Passersby could only wonder about the circumstances that had brought this father to this expressway ramp and this act of desperation. A lost job? A mountain of bills? Whatever his sad story, he served as a brief public reminder that hunger remains a huge problem, largely invisible to those of us with full shopping carts and well-stocked larders.
By coincidence, the same week that the father was making his silent appeal, researchers at the Tufts University Center on Hunger, Poverty, and Nutrition Policy, in Medford, Mass., reported that 12 million American children go hungry or are threatened with hunger. Labeling the type of hunger most common in America "mild malnutrition," they warned about its long-term consequences for children's development.
Today, in an effort to put hunger higher on the national agenda, nearly 1,000 bookstores - 500 independents and 450 Barnes & Noble superstores - are staging an unusual literary benefit. Called Writers Harvest: The National Reading, this fifth annual event to fight hunger will feature more than 2,000 authors reading from their works. Participants include former US poet laureate Rita Dove, Joyce Carol Oates, Ken Follett, John Grisham, and Amy Tan.
Bookstores will donate a percentage of the day's sales to Share Our Strength, a hunger relief organization. That group, in turn, will distribute money to soup kitchens, food banks, and local nutrition programs. Other proceeds will come from the sale of "Writers Harvest 2," an anthology of 18 short stories published specifically to benefit antihunger programs.
Last year, the event raised $138,000. This year's goal is $150,000. By any measure, that is a modest amount for the magnitude of the problem. But beyond money, Bill Shore, founder of Share Our Strength, hears in these authors' voices "a chorus raising awareness of the serious problem of hunger in America."
"Safety net," a phrase popular with politicians in the free-spending 1980s, has largely disappeared in the '90s. In its place is "self-sufficiency" - a worthy goal, to be sure. Yet child-advocacy groups warn that welfare reform, as currently framed, could increase the ranks of poor - and hungry -children by 1 million.
November is the month when economists begin forecasting holiday spending patterns. Early fingers testing the retail wind are predicting a strong buying season, especially for those in higher-income brackets. Yet it's also the month when charitable groups begin their urgent holiday appeals to give those in low-income (or no-income) families at least minimal holiday food. The Salvation Army terms its bell-ringing drive "a call for compassion."
Books traditionally offer food for the mind. But considering the wealth of ideas they contain, it's fitting that today, two weeks before Thanksgiving, bookstores are helping to feed the body as well. As Ms. Dove, who is chairing the National Reading, puts it, "Writers create new worlds with their words. Our hope is that Writers Harvest will help create a world without hunger."

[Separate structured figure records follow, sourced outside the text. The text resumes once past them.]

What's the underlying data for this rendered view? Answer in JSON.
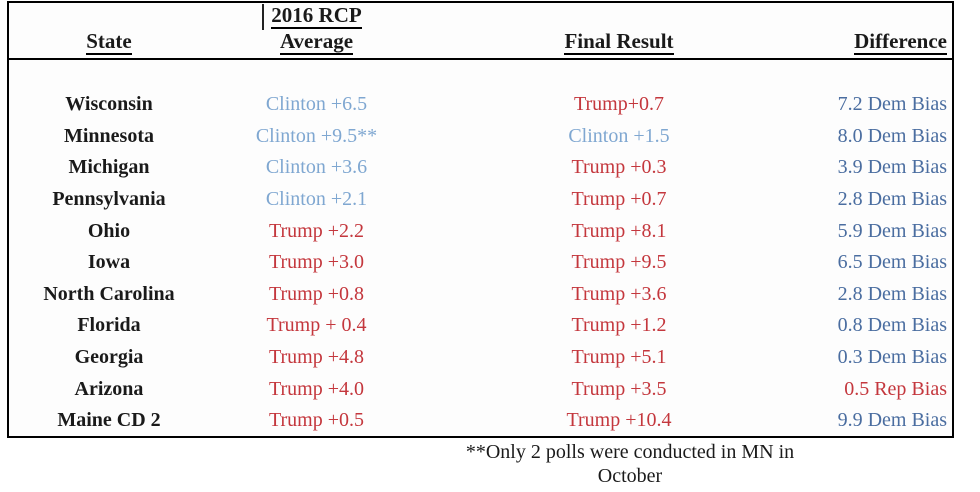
{
  "table": {
    "headers": {
      "state": "State",
      "average_line1": "2016 RCP",
      "average_line2": "Average",
      "final_result": "Final Result",
      "difference": "Difference"
    },
    "rows": [
      {
        "state": "Wisconsin",
        "rcp_average": "Clinton +6.5",
        "rcp_party": "clinton",
        "final_result": "Trump+0.7",
        "final_party": "trump",
        "difference": "7.2 Dem Bias",
        "diff_party": "dem"
      },
      {
        "state": "Minnesota",
        "rcp_average": "Clinton +9.5**",
        "rcp_party": "clinton",
        "final_result": "Clinton +1.5",
        "final_party": "clinton",
        "difference": "8.0 Dem Bias",
        "diff_party": "dem"
      },
      {
        "state": "Michigan",
        "rcp_average": "Clinton +3.6",
        "rcp_party": "clinton",
        "final_result": "Trump +0.3",
        "final_party": "trump",
        "difference": "3.9 Dem Bias",
        "diff_party": "dem"
      },
      {
        "state": "Pennsylvania",
        "rcp_average": "Clinton +2.1",
        "rcp_party": "clinton",
        "final_result": "Trump +0.7",
        "final_party": "trump",
        "difference": "2.8 Dem Bias",
        "diff_party": "dem"
      },
      {
        "state": "Ohio",
        "rcp_average": "Trump +2.2",
        "rcp_party": "trump",
        "final_result": "Trump +8.1",
        "final_party": "trump",
        "difference": "5.9 Dem Bias",
        "diff_party": "dem"
      },
      {
        "state": "Iowa",
        "rcp_average": "Trump +3.0",
        "rcp_party": "trump",
        "final_result": "Trump +9.5",
        "final_party": "trump",
        "difference": "6.5 Dem Bias",
        "diff_party": "dem"
      },
      {
        "state": "North Carolina",
        "rcp_average": "Trump +0.8",
        "rcp_party": "trump",
        "final_result": "Trump +3.6",
        "final_party": "trump",
        "difference": "2.8 Dem Bias",
        "diff_party": "dem"
      },
      {
        "state": "Florida",
        "rcp_average": "Trump + 0.4",
        "rcp_party": "trump",
        "final_result": "Trump +1.2",
        "final_party": "trump",
        "difference": "0.8 Dem Bias",
        "diff_party": "dem"
      },
      {
        "state": "Georgia",
        "rcp_average": "Trump +4.8",
        "rcp_party": "trump",
        "final_result": "Trump +5.1",
        "final_party": "trump",
        "difference": "0.3 Dem Bias",
        "diff_party": "dem"
      },
      {
        "state": "Arizona",
        "rcp_average": "Trump +4.0",
        "rcp_party": "trump",
        "final_result": "Trump +3.5",
        "final_party": "trump",
        "difference": "0.5 Rep Bias",
        "diff_party": "rep"
      },
      {
        "state": "Maine CD 2",
        "rcp_average": "Trump +0.5",
        "rcp_party": "trump",
        "final_result": "Trump +10.4",
        "final_party": "trump",
        "difference": "9.9 Dem Bias",
        "diff_party": "dem"
      }
    ]
  },
  "footnote": {
    "line1": "**Only 2 polls were conducted in MN in",
    "line2": "October"
  },
  "colors": {
    "clinton_light_blue": "#7FA7D1",
    "trump_red": "#C4373D",
    "dem_bias_blue": "#4A6DA0",
    "rep_bias_red": "#C4373D",
    "border_black": "#000000"
  }
}
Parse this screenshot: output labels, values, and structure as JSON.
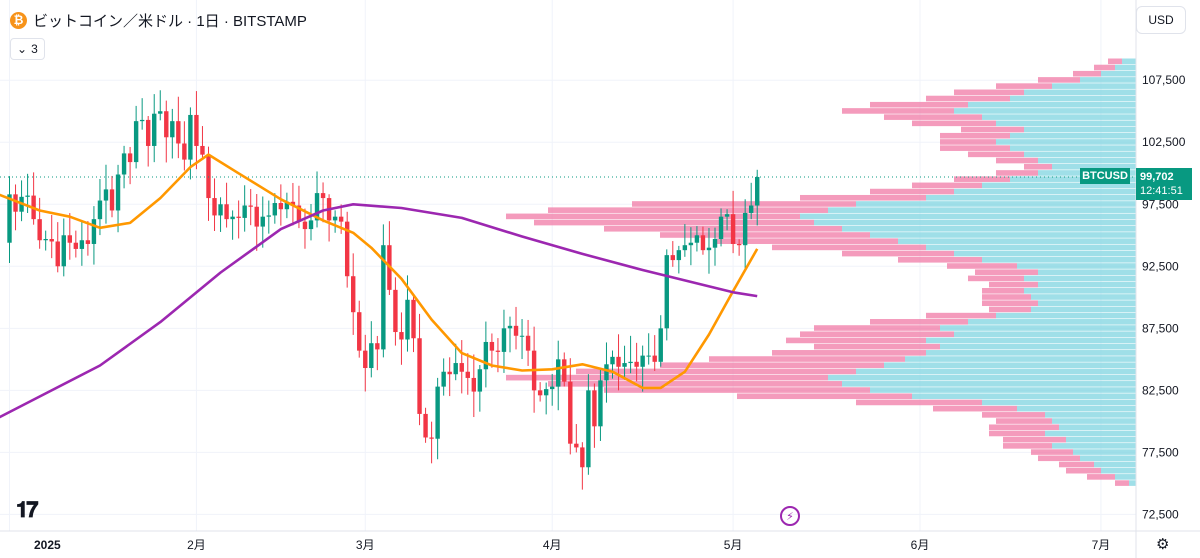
{
  "header": {
    "coin_icon": "₿",
    "title": "ビットコイン／米ドル · 1日 · BITSTAMP",
    "indicators_count": "3",
    "currency": "USD"
  },
  "icons": {
    "coin": "bitcoin-icon",
    "collapse": "chevron-down-icon",
    "logo": "tradingview-logo",
    "lightning": "lightning-icon",
    "settings": "gear-icon"
  },
  "price_label": {
    "symbol": "BTCUSD",
    "price": "99,702",
    "countdown": "12:41:51"
  },
  "chart_data": {
    "type": "candlestick",
    "symbol": "BTCUSD",
    "interval": "1D",
    "exchange": "BITSTAMP",
    "ylim": [
      72500,
      110000
    ],
    "y_ticks": [
      72500,
      77500,
      82500,
      87500,
      92500,
      97500,
      102500,
      107500
    ],
    "y_tick_labels": [
      "72,500",
      "77,500",
      "82,500",
      "87,500",
      "92,500",
      "97,500",
      "102,500",
      "107,500"
    ],
    "x_ticks": [
      {
        "label": "2025",
        "day": 0
      },
      {
        "label": "2月",
        "day": 31
      },
      {
        "label": "3月",
        "day": 59
      },
      {
        "label": "4月",
        "day": 90
      },
      {
        "label": "5月",
        "day": 120
      },
      {
        "label": "6月",
        "day": 151
      },
      {
        "label": "7月",
        "day": 181
      }
    ],
    "x_range_days": [
      -5,
      180
    ],
    "last_price": 99702,
    "closes": [
      98300,
      96900,
      98100,
      98200,
      96300,
      94600,
      94700,
      94500,
      92500,
      95000,
      94400,
      93900,
      94600,
      94300,
      96300,
      97800,
      98700,
      97000,
      99900,
      101600,
      100900,
      104200,
      104300,
      102200,
      104800,
      105000,
      102900,
      104200,
      102400,
      101100,
      104700,
      102200,
      101500,
      98000,
      96600,
      97500,
      96300,
      96500,
      96400,
      97400,
      97300,
      95700,
      96500,
      96600,
      97600,
      97100,
      97700,
      97400,
      96100,
      95500,
      96200,
      98400,
      98000,
      96200,
      96500,
      96100,
      91700,
      88800,
      85700,
      84300,
      86300,
      85800,
      94200,
      90600,
      87200,
      86600,
      89800,
      86700,
      80600,
      78700,
      78600,
      82800,
      84000,
      83800,
      84700,
      84000,
      83500,
      82400,
      84200,
      86400,
      85700,
      85600,
      87500,
      87700,
      86900,
      86900,
      85700,
      82500,
      82100,
      82600,
      82800,
      85000,
      83200,
      78200,
      77900,
      76300,
      82500,
      79600,
      83300,
      84600,
      85200,
      84400,
      84700,
      84800,
      84400,
      85300,
      85300,
      84800,
      87500,
      93400,
      93000,
      93800,
      94200,
      94400,
      95000,
      93800,
      94000,
      94700,
      96500,
      96700,
      94300,
      94200,
      96800,
      97400,
      99700
    ],
    "series": [
      {
        "name": "MA20",
        "color": "#ff9800",
        "points": [
          [
            -5,
            98900
          ],
          [
            5,
            97000
          ],
          [
            10,
            96500
          ],
          [
            15,
            95600
          ],
          [
            20,
            96000
          ],
          [
            25,
            98000
          ],
          [
            30,
            100500
          ],
          [
            33,
            101500
          ],
          [
            38,
            100000
          ],
          [
            45,
            97900
          ],
          [
            52,
            96200
          ],
          [
            57,
            95200
          ],
          [
            60,
            94000
          ],
          [
            65,
            91500
          ],
          [
            70,
            88200
          ],
          [
            75,
            85500
          ],
          [
            80,
            84500
          ],
          [
            85,
            84100
          ],
          [
            90,
            84200
          ],
          [
            95,
            84600
          ],
          [
            100,
            84000
          ],
          [
            105,
            82700
          ],
          [
            108,
            82700
          ],
          [
            112,
            84000
          ],
          [
            116,
            87000
          ],
          [
            120,
            90500
          ],
          [
            124,
            93900
          ]
        ]
      },
      {
        "name": "MA100",
        "color": "#9c27b0",
        "points": [
          [
            -5,
            79500
          ],
          [
            5,
            82000
          ],
          [
            15,
            84500
          ],
          [
            25,
            88000
          ],
          [
            35,
            92000
          ],
          [
            45,
            95500
          ],
          [
            52,
            97000
          ],
          [
            57,
            97500
          ],
          [
            65,
            97200
          ],
          [
            75,
            96400
          ],
          [
            85,
            94900
          ],
          [
            95,
            93500
          ],
          [
            105,
            92200
          ],
          [
            115,
            91000
          ],
          [
            120,
            90400
          ],
          [
            124,
            90100
          ]
        ]
      }
    ],
    "up_color": "#089981",
    "down_color": "#f23645",
    "volume_profile": {
      "up_color": "#7fd4e0",
      "down_color": "#f07aa6",
      "bins": [
        [
          75000,
          1,
          2
        ],
        [
          75500,
          3,
          4
        ],
        [
          76000,
          5,
          5
        ],
        [
          76500,
          6,
          5
        ],
        [
          77000,
          8,
          6
        ],
        [
          77500,
          9,
          6
        ],
        [
          78000,
          12,
          7
        ],
        [
          78500,
          10,
          9
        ],
        [
          79000,
          13,
          8
        ],
        [
          79500,
          11,
          10
        ],
        [
          80000,
          12,
          8
        ],
        [
          80500,
          13,
          9
        ],
        [
          81000,
          17,
          12
        ],
        [
          81500,
          22,
          18
        ],
        [
          82000,
          32,
          25
        ],
        [
          82500,
          38,
          38
        ],
        [
          83000,
          42,
          42
        ],
        [
          83500,
          44,
          46
        ],
        [
          84000,
          40,
          40
        ],
        [
          84500,
          36,
          32
        ],
        [
          85000,
          33,
          28
        ],
        [
          85500,
          30,
          22
        ],
        [
          86000,
          28,
          18
        ],
        [
          86500,
          30,
          20
        ],
        [
          87000,
          26,
          22
        ],
        [
          87500,
          28,
          18
        ],
        [
          88000,
          24,
          14
        ],
        [
          88500,
          20,
          10
        ],
        [
          89000,
          15,
          6
        ],
        [
          89500,
          14,
          8
        ],
        [
          90000,
          15,
          7
        ],
        [
          90500,
          16,
          6
        ],
        [
          91000,
          14,
          7
        ],
        [
          91500,
          16,
          8
        ],
        [
          92000,
          14,
          9
        ],
        [
          92500,
          17,
          10
        ],
        [
          93000,
          22,
          12
        ],
        [
          93500,
          26,
          16
        ],
        [
          94000,
          30,
          22
        ],
        [
          94500,
          34,
          26
        ],
        [
          95000,
          38,
          30
        ],
        [
          95500,
          42,
          34
        ],
        [
          96000,
          46,
          40
        ],
        [
          96500,
          48,
          42
        ],
        [
          97000,
          44,
          40
        ],
        [
          97500,
          40,
          32
        ],
        [
          98000,
          30,
          18
        ],
        [
          98500,
          26,
          12
        ],
        [
          99000,
          22,
          10
        ],
        [
          99500,
          18,
          8
        ],
        [
          100000,
          14,
          6
        ],
        [
          100500,
          12,
          4
        ],
        [
          101000,
          14,
          6
        ],
        [
          101500,
          16,
          8
        ],
        [
          102000,
          18,
          10
        ],
        [
          102500,
          20,
          8
        ],
        [
          103000,
          18,
          10
        ],
        [
          103500,
          16,
          9
        ],
        [
          104000,
          20,
          12
        ],
        [
          104500,
          22,
          14
        ],
        [
          105000,
          26,
          16
        ],
        [
          105500,
          24,
          14
        ],
        [
          106000,
          18,
          12
        ],
        [
          106500,
          16,
          10
        ],
        [
          107000,
          12,
          8
        ],
        [
          107500,
          8,
          6
        ],
        [
          108000,
          5,
          4
        ],
        [
          108500,
          3,
          3
        ],
        [
          109000,
          2,
          2
        ]
      ]
    }
  }
}
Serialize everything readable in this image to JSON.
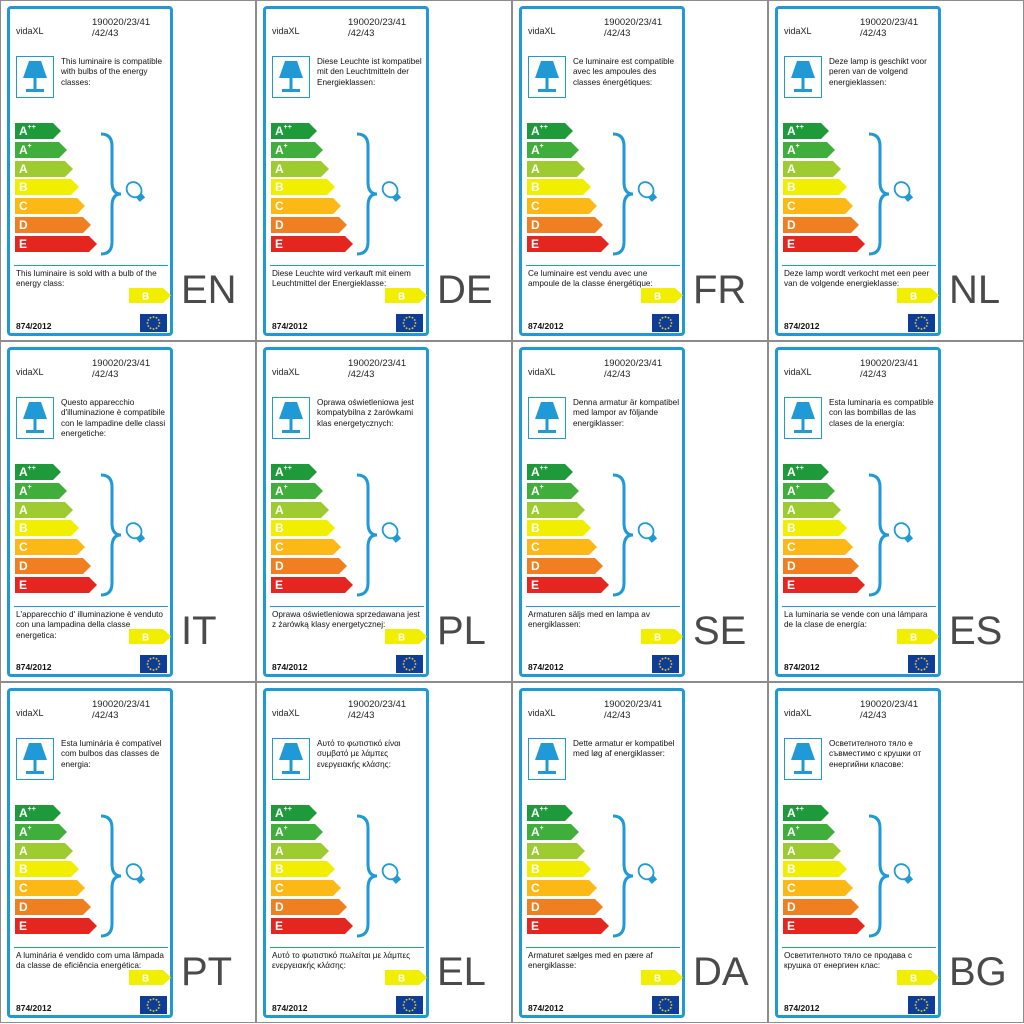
{
  "brand": "vidaXL",
  "product_code": "190020/23/41\n/42/43",
  "regulation": "874/2012",
  "classes": [
    "A++",
    "A+",
    "A",
    "B",
    "C",
    "D",
    "E"
  ],
  "sold_class": "B",
  "colors": {
    "border": "#1f9ad6",
    "A++": "#1f9a3a",
    "A+": "#3fae3a",
    "A": "#9ecb30",
    "B": "#f2ee00",
    "C": "#fcb814",
    "D": "#f07f22",
    "E": "#e3261f"
  },
  "icons": [
    "lamp-icon",
    "bracket-icon",
    "bulb-icon",
    "eu-flag-icon"
  ],
  "labels": [
    {
      "lang": "EN",
      "compat": "This luminaire is compatible with bulbs of the energy classes:",
      "sold": "This luminaire is sold with a bulb of the energy class:"
    },
    {
      "lang": "DE",
      "compat": "Diese Leuchte ist kompatibel mit den Leuchtmitteln der Energieklassen:",
      "sold": "Diese Leuchte wird verkauft mit einem Leuchtmittel der Energieklasse:"
    },
    {
      "lang": "FR",
      "compat": "Ce luminaire est compatible avec les ampoules des classes énergétiques:",
      "sold": "Ce luminaire est vendu avec une ampoule de la classe énergétique:"
    },
    {
      "lang": "NL",
      "compat": "Deze lamp is geschikt voor peren van de volgend energieklassen:",
      "sold": "Deze lamp wordt verkocht met een peer van de volgende energieklasse:"
    },
    {
      "lang": "IT",
      "compat": "Questo apparecchio d'illuminazione è compatibile con le lampadine delle classi energetiche:",
      "sold": "L'apparecchio d' illuminazione è venduto con una lampadina della classe energetica:"
    },
    {
      "lang": "PL",
      "compat": "Oprawa oświetleniowa jest kompatybilna z żarówkami klas energetycznych:",
      "sold": "Oprawa oświetleniowa sprzedawana jest z żarówką klasy energetycznej:"
    },
    {
      "lang": "SE",
      "compat": "Denna armatur är kompatibel med lampor av följande energiklasser:",
      "sold": "Armaturen säljs med en lampa av energiklassen:"
    },
    {
      "lang": "ES",
      "compat": "Esta luminaria es compatible con las bombillas de las clases de la energía:",
      "sold": "La luminaria se vende con una lámpara de la clase de energía:"
    },
    {
      "lang": "PT",
      "compat": "Esta luminária é compatível com bulbos das classes de energia:",
      "sold": "A luminária é vendido com uma lâmpada da classe de eficiência energética:"
    },
    {
      "lang": "EL",
      "compat": "Αυτό το φωτιστικό είναι συμβατό με λάμπες ενεργειακής κλάσης:",
      "sold": "Αυτό το φωτιστικό πωλείται με λάμπες ενεργειακής κλάσης:"
    },
    {
      "lang": "DA",
      "compat": "Dette armatur er kompatibel med løg af energiklasser:",
      "sold": "Armaturet sælges med en pære af energiklasse:"
    },
    {
      "lang": "BG",
      "compat": "Осветителното тяло е съвместимо с крушки от енергийни класове:",
      "sold": "Осветителното тяло се продава с крушка от енергиен клас:"
    }
  ]
}
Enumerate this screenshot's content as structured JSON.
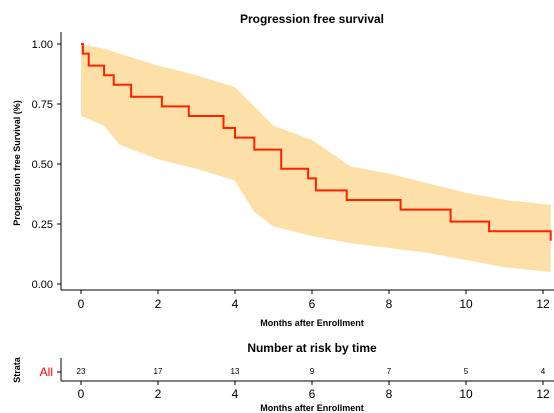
{
  "chart_data": [
    {
      "type": "line",
      "title": "Progression free survival",
      "xlabel": "Months after Enrollment",
      "ylabel": "Progression free Survival (%)",
      "xlim": [
        -0.6,
        12.2
      ],
      "ylim": [
        -0.03,
        1.05
      ],
      "xticks": [
        "0",
        "2",
        "4",
        "6",
        "8",
        "10",
        "12"
      ],
      "yticks": [
        "0.00",
        "0.25",
        "0.50",
        "0.75",
        "1.00"
      ],
      "grid": false,
      "colors": {
        "line": "#ff2200",
        "ci": "#fde0a8"
      },
      "series": [
        {
          "step": true,
          "x": [
            0,
            0.05,
            0.2,
            0.6,
            0.85,
            1.3,
            2.1,
            2.8,
            3.7,
            4.0,
            4.5,
            5.2,
            5.9,
            6.1,
            6.9,
            8.3,
            9.6,
            10.6,
            12.2
          ],
          "y": [
            1.0,
            0.96,
            0.91,
            0.87,
            0.83,
            0.78,
            0.74,
            0.7,
            0.65,
            0.61,
            0.56,
            0.48,
            0.44,
            0.39,
            0.35,
            0.31,
            0.26,
            0.22,
            0.18
          ]
        }
      ],
      "ci_band": {
        "x": [
          0,
          0.6,
          1.0,
          2.0,
          3.0,
          4.0,
          4.5,
          5.0,
          6.0,
          7.0,
          8.0,
          9.0,
          10.0,
          11.0,
          12.2
        ],
        "upper": [
          1.0,
          0.98,
          0.96,
          0.91,
          0.87,
          0.82,
          0.74,
          0.66,
          0.6,
          0.49,
          0.46,
          0.42,
          0.38,
          0.35,
          0.33
        ],
        "lower": [
          0.7,
          0.66,
          0.58,
          0.52,
          0.48,
          0.43,
          0.3,
          0.24,
          0.2,
          0.17,
          0.15,
          0.13,
          0.1,
          0.07,
          0.05
        ]
      }
    },
    {
      "type": "table",
      "title": "Number at risk by time",
      "xlabel": "Months after Enrollment",
      "ylabel": "Strata",
      "strata": [
        "All"
      ],
      "x": [
        0,
        2,
        4,
        6,
        8,
        10,
        12
      ],
      "values": [
        23,
        17,
        13,
        9,
        7,
        5,
        4
      ],
      "xticks": [
        "0",
        "2",
        "4",
        "6",
        "8",
        "10",
        "12"
      ]
    }
  ]
}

That idealism may seem naive in a week when even international relief agencies cannot get available food supplies to hundreds of thousands of starving Rwandan refugees. But in a season when the cornucopia stands as a symbol of abundance, the poet's words offer hope that someday, in a land of plenty, parents will not be forced to choose between food and heat, children will not go to school without proper sustenance, and fathers will not need to beg for grocery money on a chilly urban expressway.